A partir dessas constatações pode-se dizer que o Pronaf pode ser considerado um avanço institucional, pois fortaleceu uma nova categoria no espaço rural: agricultura familiar e estipulou regras específicas para essa categoria. No entanto, não provocou mudanças significativas em termo de novos processos de desenvolvimento rural.

Uma mudança mais recente se deu em 2003, com a criação da Secretaria de Desenvolvimento Territorial (SDT) no âmbito do MDA. Esta secretaria passou a ser responsável pela gestão do Pronaf infraestrutura, passando a associar essa modalidade à idéia de desenvolvimento territorial (SILVA, M. C., 2010).

2.4. CONSIDERAÇÕES

Nas duas últimas décadas o debate sobre novas ruralidades ganha força na Europa e América Latina, principalmente em contraposição ao discurso de que o rural estaria fadado ao fim com o desenvolvimento do mundo capitalista. E, com esse debate, a abordagem territorial surge como possibilidade de se pensar o desenvolvimento rural a partir desse novo. Ao mesmo tempo que surge como resposta, também contribui para valorizar o espaço rural como importante para se pensar desenvolvimento de um país.

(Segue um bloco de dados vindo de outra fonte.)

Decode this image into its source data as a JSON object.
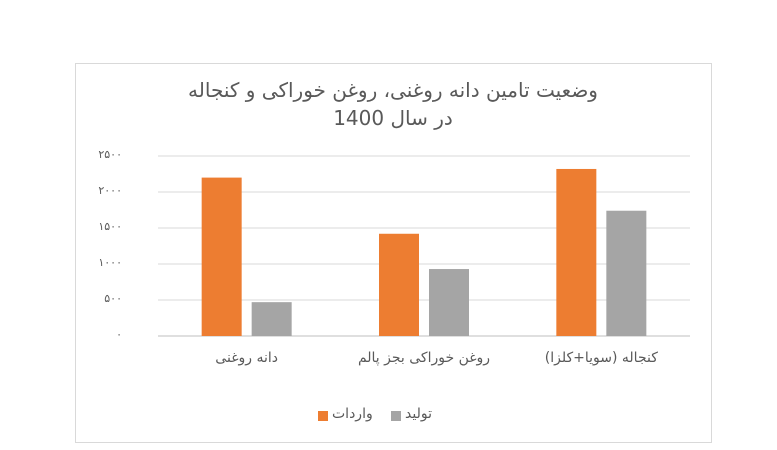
{
  "chart_data": {
    "type": "bar",
    "title": "وضعیت تامین دانه روغنی، روغن خوراکی و کنجاله در سال 1400",
    "categories": [
      "دانه روغنی",
      "روغن خوراکی بجز پالم",
      "کنجاله (سویا+کلزا)"
    ],
    "series": [
      {
        "name": "واردات",
        "color": "#ed7d31",
        "values": [
          2200,
          1420,
          2320
        ]
      },
      {
        "name": "تولید",
        "color": "#a5a5a5",
        "values": [
          470,
          930,
          1740
        ]
      }
    ],
    "ylim": [
      0,
      2500
    ],
    "yticks": [
      {
        "value": 0,
        "label": "۰"
      },
      {
        "value": 500,
        "label": "۵۰۰"
      },
      {
        "value": 1000,
        "label": "۱۰۰۰"
      },
      {
        "value": 1500,
        "label": "۱۵۰۰"
      },
      {
        "value": 2000,
        "label": "۲۰۰۰"
      },
      {
        "value": 2500,
        "label": "۲۵۰۰"
      }
    ],
    "grid": true,
    "legend": "bottom"
  }
}
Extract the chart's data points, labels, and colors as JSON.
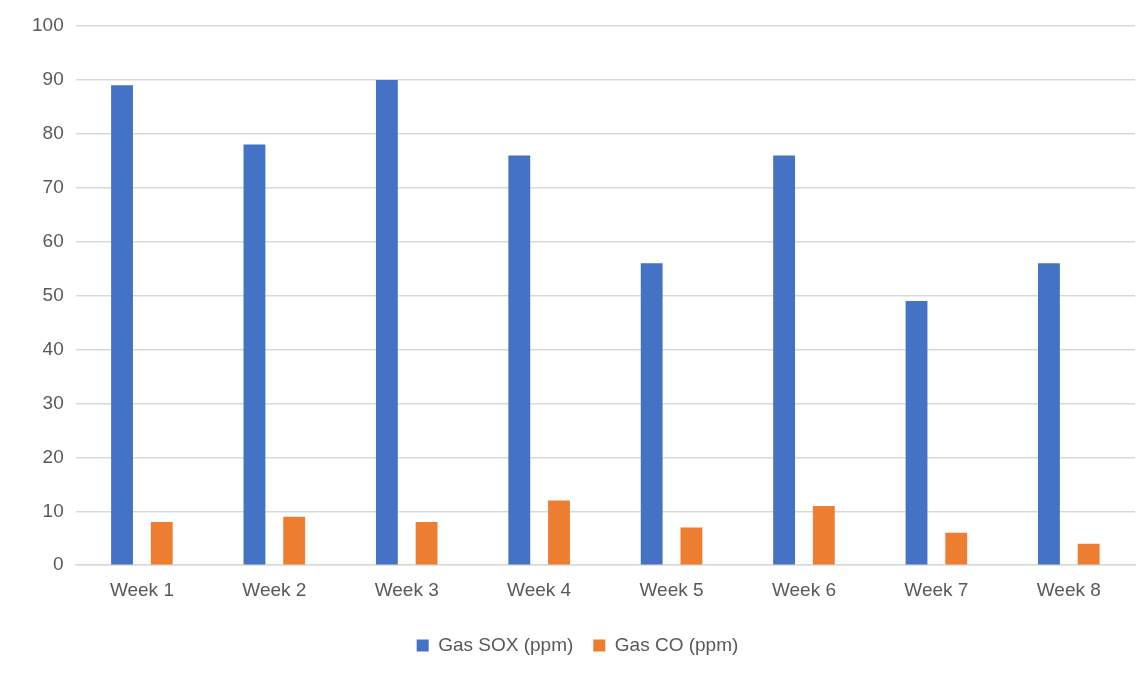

No Brasil, o que se pode perceber é que, apesar de sempre continuar com a idéia de modernização da agricultura e de se manter ainda uma visão bastante setorial do mundo rural, há uma diferença fundamental a partir dos anos 1990, que é a interação dos agricultores familiares na execução de programas públicos. Surgiram neste período importantes espaços de diálogo e de participação, bem como novos temas, tais como, a sustentabilidade (SCHNEIDER, 2007). O Pronaf pode ser considerado a maior mudança institucional do mundo rural no Brasil.

O capítulo seguinte abordará o tema específico da abordagem territorial do desenvolvimento rural, na tentativa de entender o significado dessa nova forma de pensar políticas públicas para o meio rural.